Emmet Mullins (born 1989/90) is an Irish National Hunt trainer and former jockey based in County Carlow.

Background and career as a jockey

Mullins comes from a racing background. His father, George Mullins, was an amateur jockey and set up a racehorse transport business. His uncle is trainer Willie Mullins. During a career as a jockey from the 2006-07 season to the 2014–15 season, Mullins rode a total of 83 winners, including seven Grade 2 and 3 winners. He rode a winner at the Cheltenham Festival on Sir Des Champs in the Martin Pipe Conditional Jockeys' Handicap Hurdle in 2011. Another notable success came with his only ride on Faugheen when they won the Dorans Pride Novice Hurdle at Limerick in December 2013.

Career as a trainer

Mullins obtained his trainer's licence in 2016 and set up a yard close to his uncle at Muine Bheag, County Carlow. He saddled his first Cheltenham Festival winner in 2021, when The Shunter won the Plate Handicap Chase. In 2022 he saddled the winner of the Grand National, Noble Yeats, ridden by the owner's son Sam Waley-Cohen.

Racecourse ban

In June 2020 Mullins was fined €5,000 by the Irish Horse Racing Regulatory Board and banned from racecourses for three months after he contravened Covid-19 protocols at Leopardstown Racecourse.

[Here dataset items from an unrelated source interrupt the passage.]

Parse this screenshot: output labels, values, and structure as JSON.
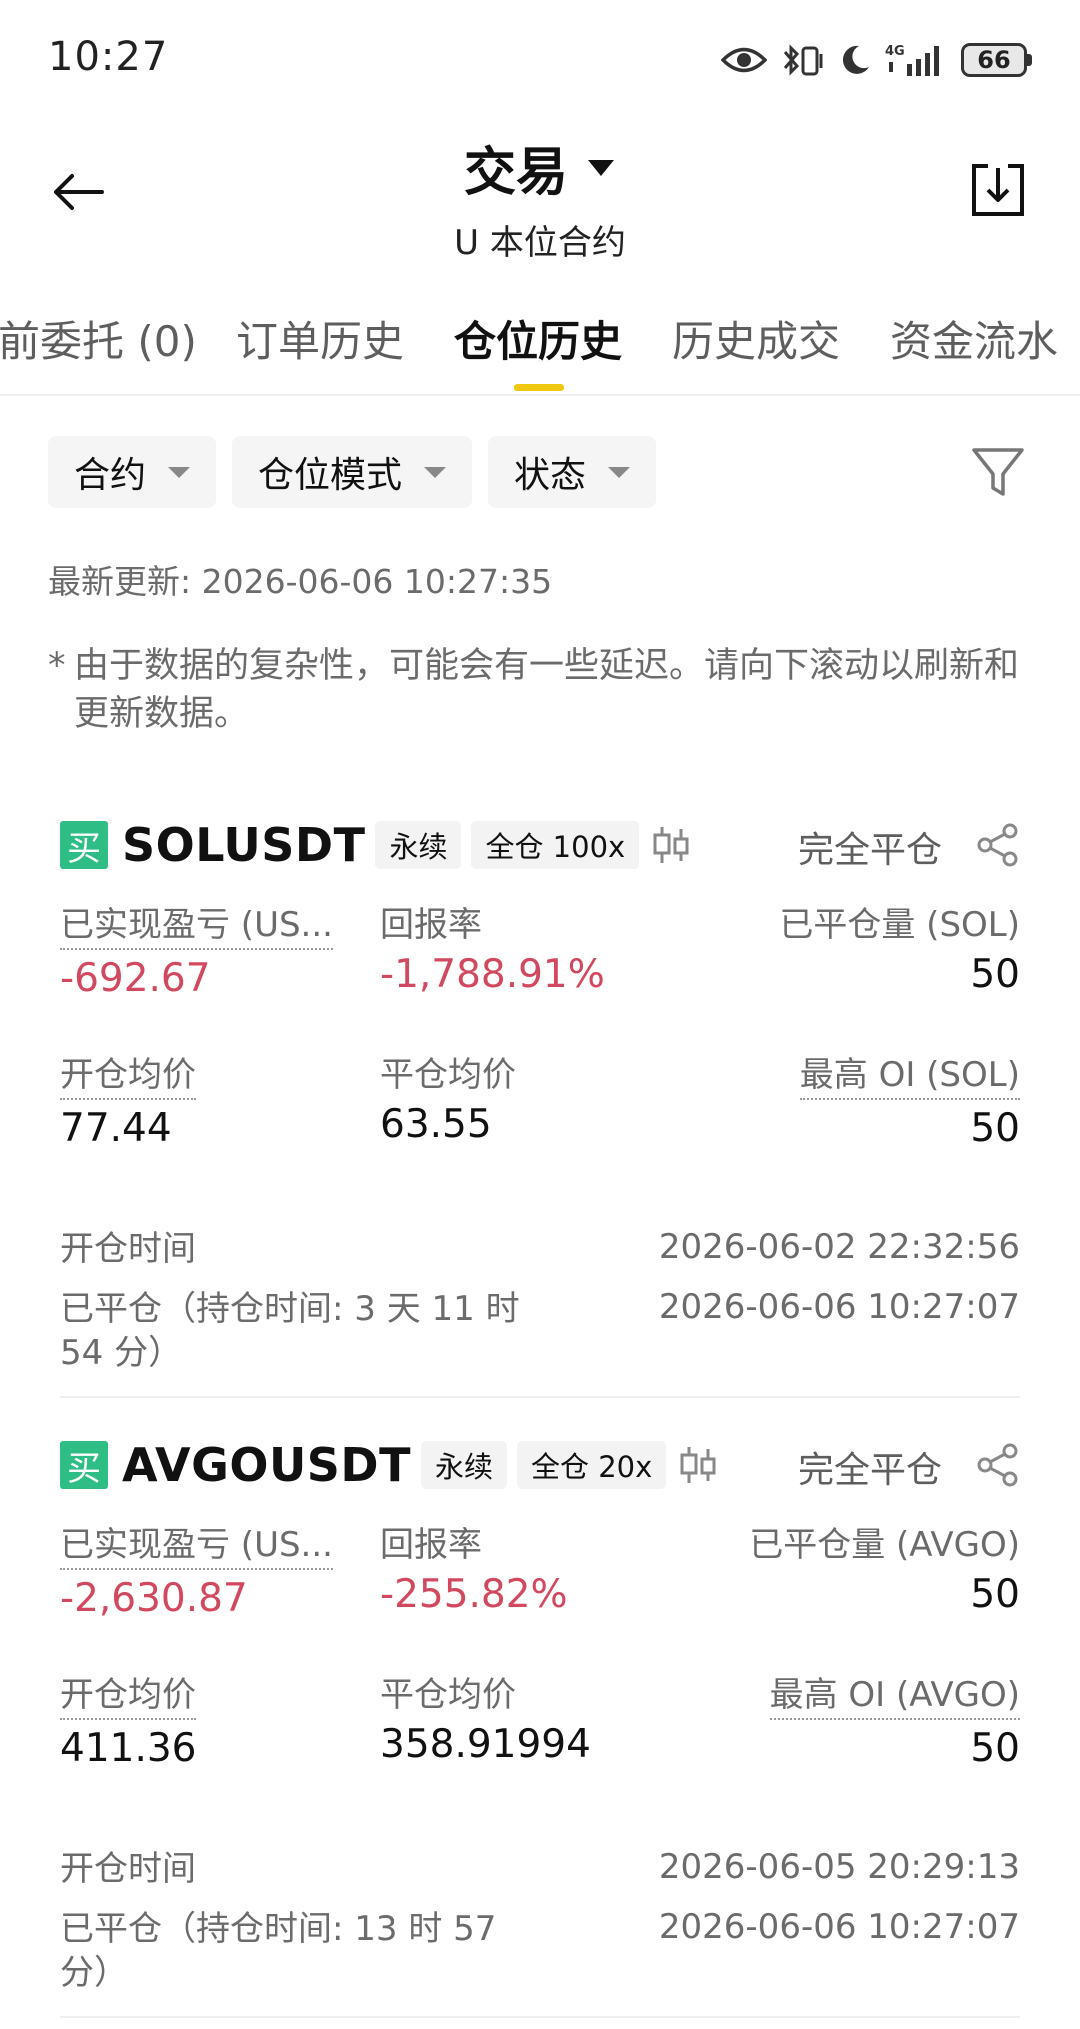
{
  "status_bar": {
    "time": "10:27",
    "network": "4G",
    "battery": "66"
  },
  "header": {
    "title": "交易",
    "subtitle": "U 本位合约"
  },
  "tabs": [
    {
      "label": "前委托 (0)",
      "active": false
    },
    {
      "label": "订单历史",
      "active": false
    },
    {
      "label": "仓位历史",
      "active": true
    },
    {
      "label": "历史成交",
      "active": false
    },
    {
      "label": "资金流水",
      "active": false
    }
  ],
  "filters": {
    "contract": "合约",
    "position_mode": "仓位模式",
    "status": "状态"
  },
  "updated": "最新更新: 2026-06-06 10:27:35",
  "notice": {
    "star": "*",
    "text": "由于数据的复杂性，可能会有一些延迟。请向下滚动以刷新和更新数据。"
  },
  "positions": [
    {
      "side": "买",
      "symbol": "SOLUSDT",
      "type_tag": "永续",
      "margin_tag": "全仓 100x",
      "close_all": "完全平仓",
      "realized_pnl_label": "已实现盈亏 (US...",
      "realized_pnl": "-692.67",
      "roi_label": "回报率",
      "roi": "-1,788.91%",
      "closed_qty_label": "已平仓量 (SOL)",
      "closed_qty": "50",
      "entry_price_label": "开仓均价",
      "entry_price": "77.44",
      "close_price_label": "平仓均价",
      "close_price": "63.55",
      "max_oi_label": "最高 OI (SOL)",
      "max_oi": "50",
      "open_time_label": "开仓时间",
      "open_time": "2026-06-02 22:32:56",
      "closed_label_line1": "已平仓（持仓时间: 3 天 11 时",
      "closed_label_line2": "54 分）",
      "close_time": "2026-06-06 10:27:07"
    },
    {
      "side": "买",
      "symbol": "AVGOUSDT",
      "type_tag": "永续",
      "margin_tag": "全仓 20x",
      "close_all": "完全平仓",
      "realized_pnl_label": "已实现盈亏 (US...",
      "realized_pnl": "-2,630.87",
      "roi_label": "回报率",
      "roi": "-255.82%",
      "closed_qty_label": "已平仓量 (AVGO)",
      "closed_qty": "50",
      "entry_price_label": "开仓均价",
      "entry_price": "411.36",
      "close_price_label": "平仓均价",
      "close_price": "358.91994",
      "max_oi_label": "最高 OI (AVGO)",
      "max_oi": "50",
      "open_time_label": "开仓时间",
      "open_time": "2026-06-05 20:29:13",
      "closed_label_line1": "已平仓（持仓时间: 13 时 57",
      "closed_label_line2": "分）",
      "close_time": "2026-06-06 10:27:07"
    }
  ],
  "colors": {
    "accent": "#f0c812",
    "buy": "#2ebd85",
    "negative": "#d1485f"
  }
}
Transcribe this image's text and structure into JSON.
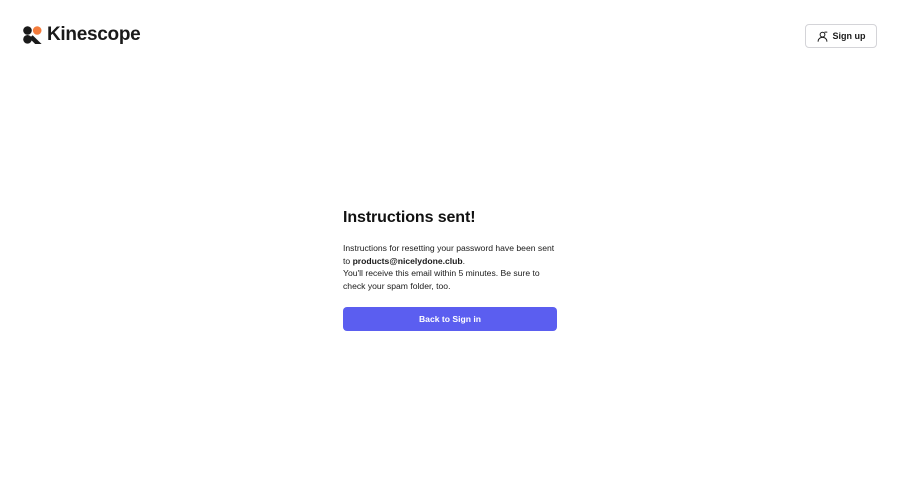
{
  "header": {
    "brand_name": "Kinescope",
    "brand_colors": {
      "accent": "#f47c3c",
      "dark": "#1a1a1a"
    },
    "signup": {
      "label": "Sign up",
      "icon": "user-icon"
    }
  },
  "main": {
    "title": "Instructions sent!",
    "message": {
      "line_1": "Instructions for resetting your password have been sent to ",
      "email": "products@nicelydone.club",
      "email_suffix": ".",
      "line_2": "You'll receive this email within 5 minutes. Be sure to check your spam folder, too."
    },
    "back_button": {
      "label": "Back to Sign in",
      "color": "#5b5ef0"
    }
  }
}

Cheltenham winners (as jockey)

Martin Pipe Conditional Jockeys' Handicap Hurdle - (1) Sir Des Champs (2011)

Cheltenham winners (as trainer)

Plate Handicap Chase - (1) The Shunter (2021)

Other major wins

 Great Britain

 Grand National - (1) Noble Yeats (2022)

References

Living people
Irish racehorse trainers
Irish jockeys
Year of birth missing (living people)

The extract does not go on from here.